Instacart, in a blog post, said it made this change based on feedback from shoppers.
Shoppers can also cancel batches leading up until they arrive at the store. And if a customer’s entire order is out of stock, Instacart will automatically cancel the order and notify the customer, so that the shopper does not have to contact the support team.
“We’re continuing to see a surge in demand across our platform as consumers increasingly rely on Instacart as an essential service to get the fresh groceries and household goods they need,” an Instacart spokesperson said in a statement. “As part of this growth, we’ve built new product features and increased flexibility for shoppers to help them continue delivering for customers during this busy time. We have more shoppers on the platform than ever before and we have the capacity for more people to join Instacart as a flexible earnings opportunity to pick, pack, and deliver groceries. As customer demand continues, our team is working around the clock to best serve shoppers so they can continue being household heroes for families across North America.”
Lastly, Instacart now allows shoppers to use Apple Pay or Google Pay to checkout, and is working with its retail partners to introduce item caps to prevent customers from ordering more than the in-store purchase limits.
These product changes come a few days after Instacart announced it would offer up to two weeks of pay for any shopper who is diagnosed with COVID-19 or placed in quarantine by a public health authority. In California, some gig workers would rather companies like Instacart, DoorDash and Uber make them W2 employees and offer them benefits like health care, paid sick leave, disability leave and more. Last week, Gig Workers Rising called on California legislators to enforce the new AB-5 law that would ensure companies classify workers as W2 employees instead of independent contractors. It’s worth noting that Instacart is one of the companies working to combat AB5 in a proposed ballot initiative.
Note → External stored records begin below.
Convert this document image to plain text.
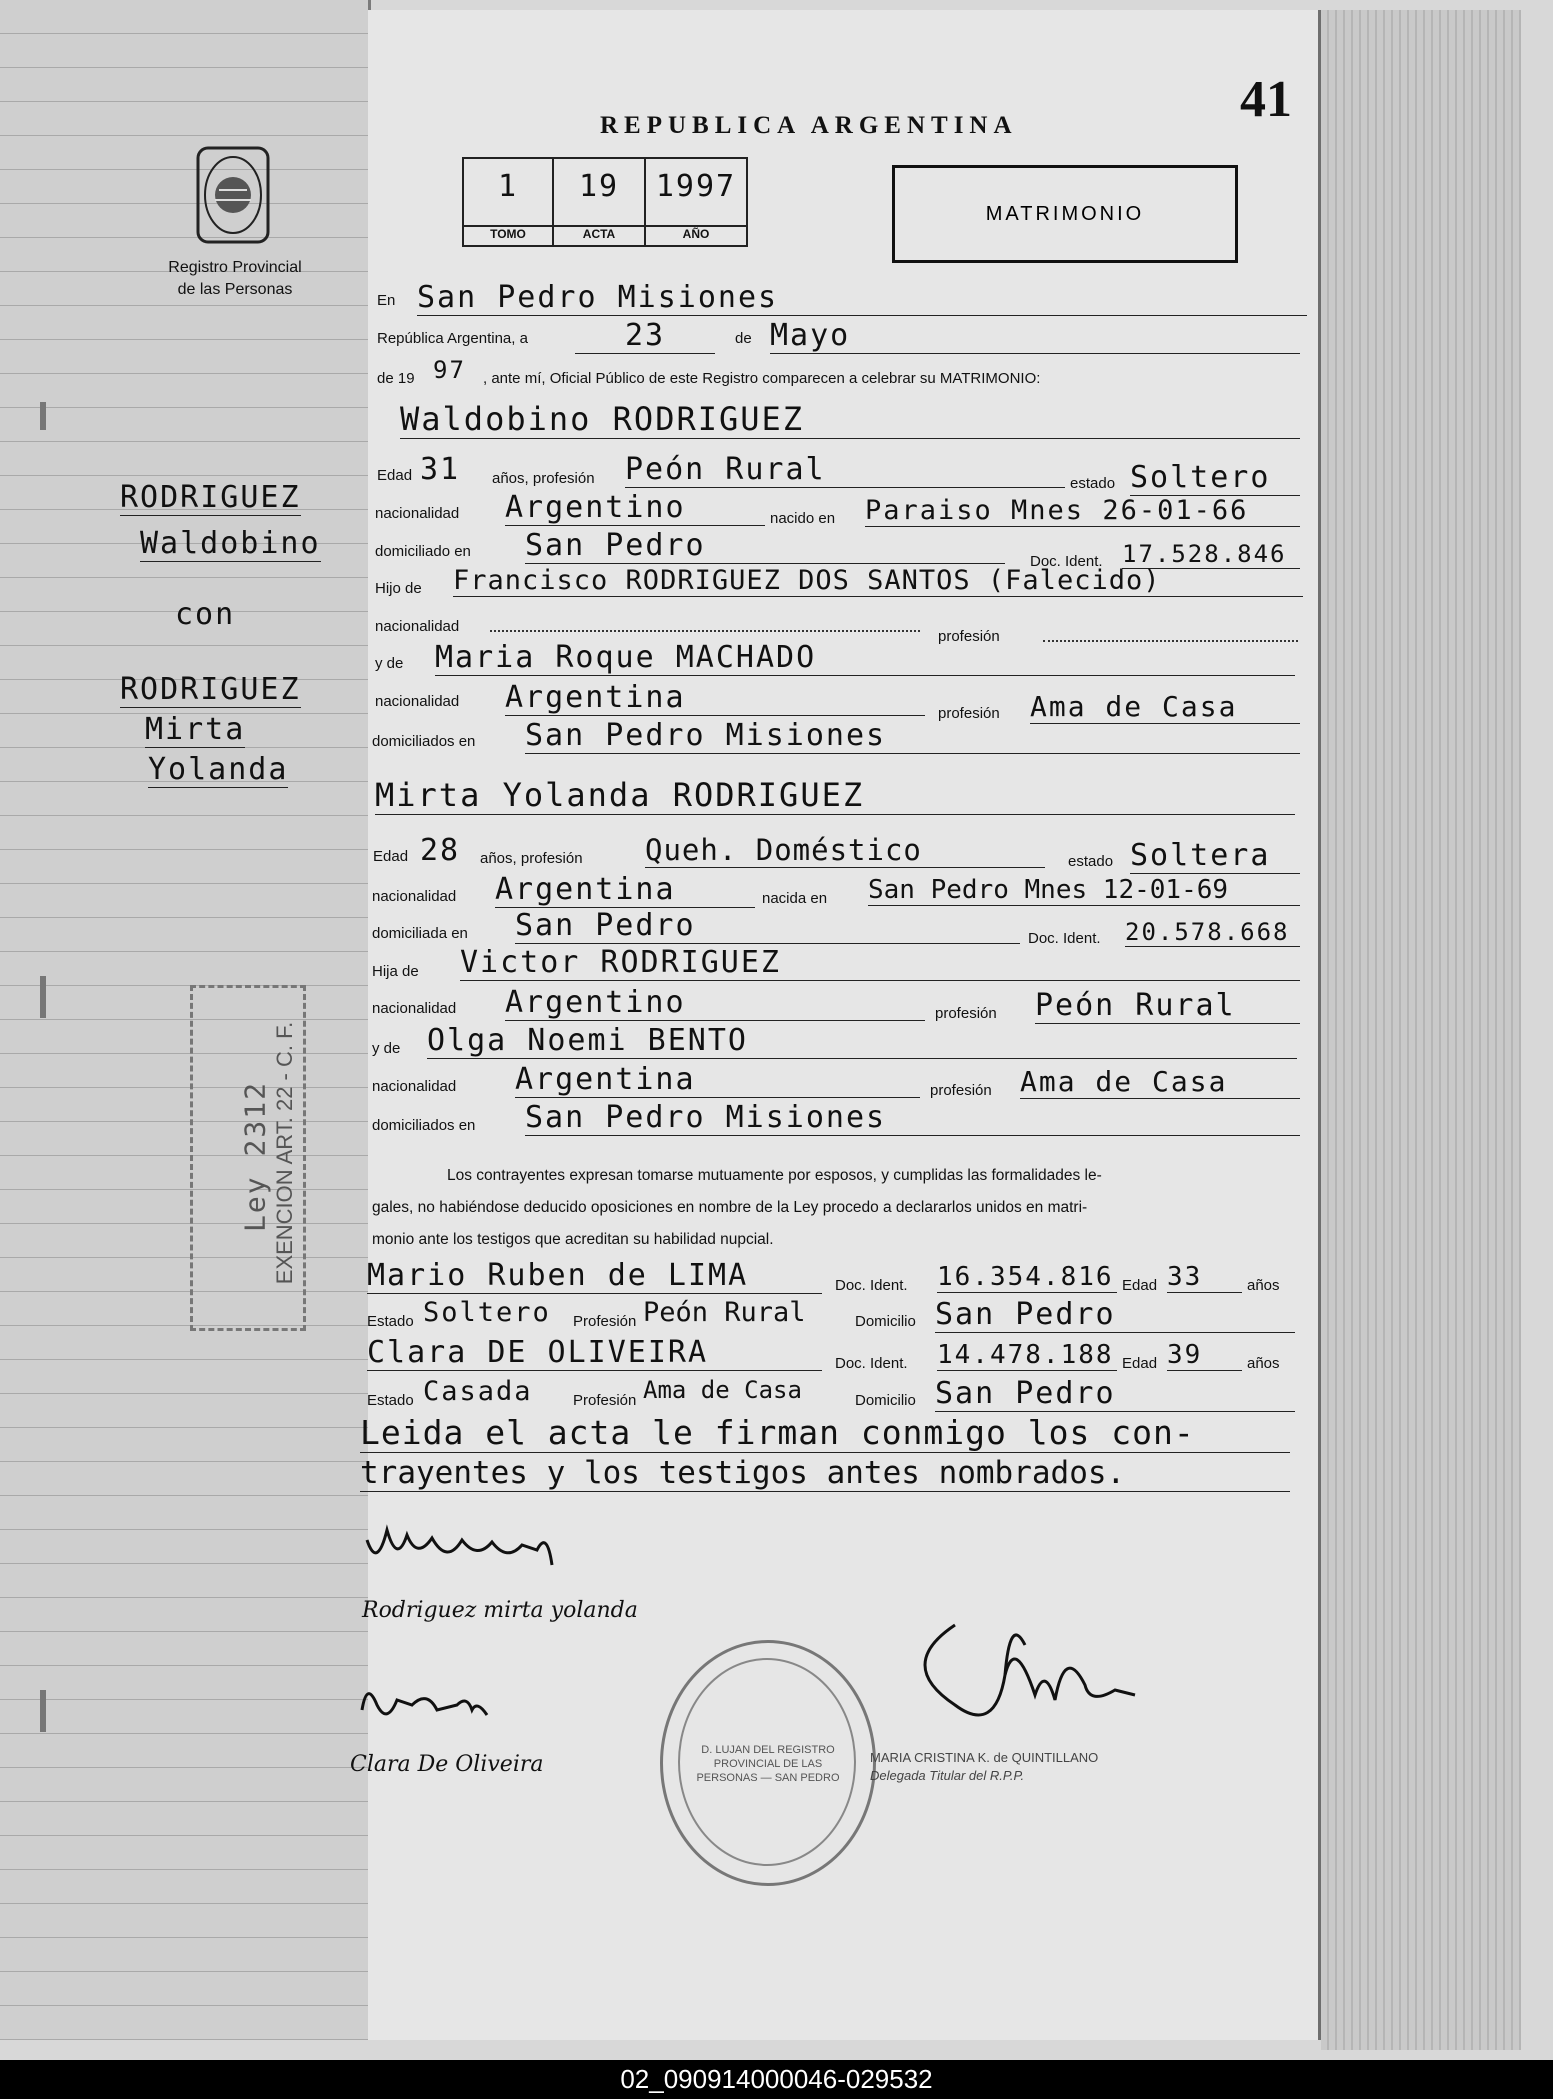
Registro Provincial
de las Personas
RODRIGUEZ
Waldobino
con
RODRIGUEZ
Mirta
Yolanda
Ley 2312 EXENCION ART. 22 - C. F.
41
REPUBLICA ARGENTINA
1
TOMO
19
ACTA
1997
AÑO
MATRIMONIO
En San Pedro Misiones
República Argentina, a	23	de Mayo
de 19 97 , ante mí, Oficial Público de este Registro comparecen a celebrar su MATRIMONIO:
Waldobino RODRIGUEZ
Edad 31 años, profesión Peón Rural	estado Soltero
nacionalidad Argentino	nacido en Paraiso Mnes 26-01-66
domiciliado en San Pedro	Doc. Ident. 17.528.846
Hijo de Francisco RODRIGUEZ DOS SANTOS (Falecido)
nacionalidad
profesión
y de Maria Roque MACHADO
nacionalidad Argentina	profesión Ama de Casa
domiciliados en San Pedro Misiones
Mirta Yolanda RODRIGUEZ
Edad 28 años, profesión Queh. Doméstico	estado Soltera
nacionalidad Argentina	nacida en San Pedro Mnes 12-01-69
domiciliada en San Pedro	Doc. Ident. 20.578.668
Hija de Victor RODRIGUEZ
nacionalidad Argentino	profesión Peón Rural
y de Olga Noemi BENTO
nacionalidad Argentina	profesión Ama de Casa
domiciliados en San Pedro Misiones
Los contrayentes expresan tomarse mutuamente por esposos, y cumplidas las formalidades le-
gales, no habiéndose deducido oposiciones en nombre de la Ley procedo a declararlos unidos en matri-
monio ante los testigos que acreditan su habilidad nupcial.
Mario Ruben de LIMA	Doc. Ident. 16.354.816 Edad 33	años
Estado Soltero Profesión Peón Rural	Domicilio San Pedro
Clara DE OLIVEIRA	Doc. Ident. 14.478.188 Edad 39	años
Estado Casada	Profesión Ama de Casa	Domicilio San Pedro
Leida el acta le firman conmigo los con-
trayentes y los testigos antes nombrados.
Rodriguez mirta yolanda
Clara De Oliveira
D. LUJAN DEL REGISTRO PROVINCIAL DE LAS PERSONAS — SAN PEDRO
MARIA CRISTINA K. de QUINTILLANO
Delegada Titular del R.P.P.
02_090914000046-029532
“…The occupational accident insurance provisions included in the measure would cover drivers the same as workers compensation insurance covers W2 employees,” a spokesperson for the Protect App-Based Drivers & Services Act told TechCrunch in a statement. “It would cover medical expenses and disability payments for drivers who became ill on the job, either from Coronavirus or another illness. The flexibility, the minimum wage guarantee, the health insurance and the insurance coverage make the ballot measure more imperative now than ever.”